Agora há pouco, enquanto estudava Espanhol sentado no sofá do meu kitnette, fui surpreendido por vozes exaltadas na rua, acompanhadas por ruídos de coisas sendo arrastadas. Como sei que o meu gato, Lennon, é muito enxerido, e que os meus vizinhos não são muito simpáticos aos gatos, resolvi sair para chamá-lo, supondo que pudesse se tratar de algum princípio de briga envolvendo várias pessoas.
Fechei o livro e saí.
Na rua, na esquina próxima à minha casa, quatro vizinhas praguejavam contra o lixo acumulado pela vizinhança e o espalhavam pela rua, bloqueando a passagem. Fiquei irado, pois há muito eu venho sugerindo aos vizinhos que façamos alguma ação organizada envolvendo inclusive, além da exigência de um container, um jardim onde costumam depositar lixo. Para mim aquele espetáculo seria estéril. Não que eu não goste de um agito reivindicatório, mas no meu acesso sectário, a coisa estava sendo mal conduzida.
Lennon estava observando o show. Eu o chamei. Ele veio. Nós entramos.

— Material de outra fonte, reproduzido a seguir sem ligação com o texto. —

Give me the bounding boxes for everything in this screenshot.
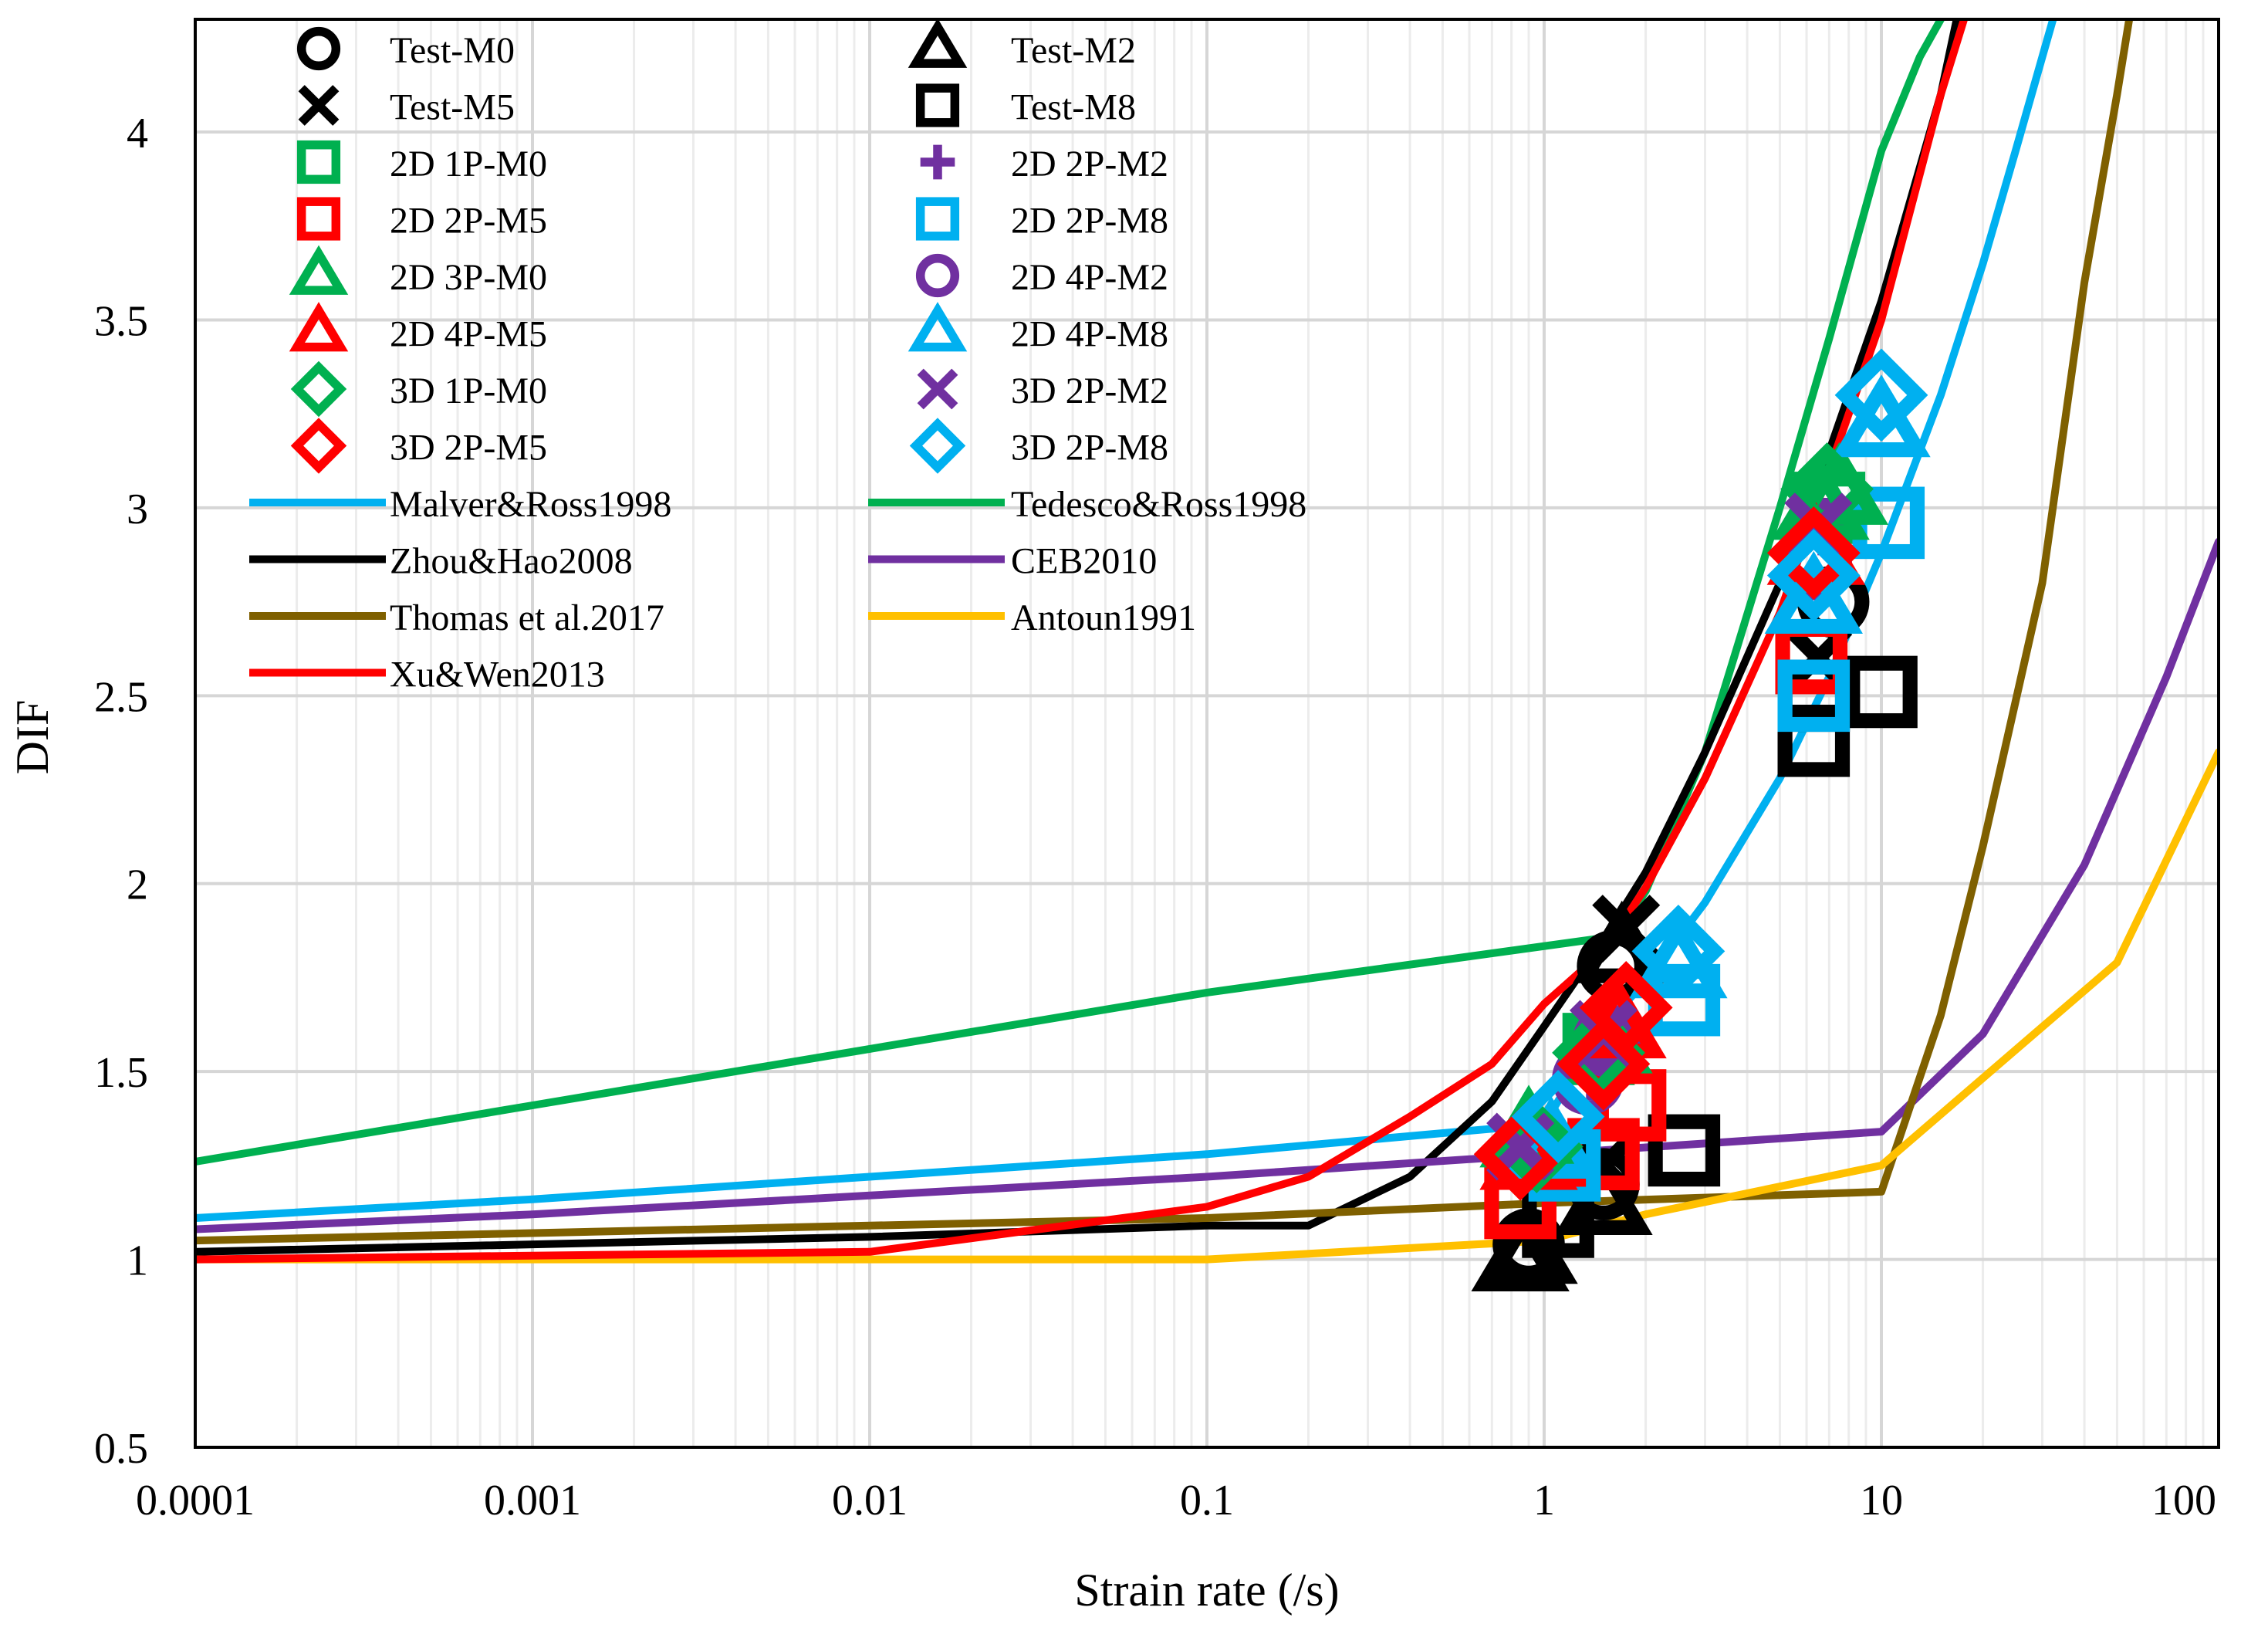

Sentei no sofá, e algo me incomodou os glúteos. Eu tinha sentado sobre o Dharmapada. A visão do Buddha sereno na capa cortou-me como uma espada. Senti-me ridículo, e ri, diante de minha ira patética. Então fiz esse poema:
sei que ego é nada
estou tão irritado!
a lava flui
Assim como a lava, rocha tão aparentada com o fogo, flui por rios subterrâneos, eu, budista, ciente da inutilidade de pegar carona nos loucos cavalos da ira, não raro enfezo-me todo e praguejo aos borbotões, contraditório, como a Natureza.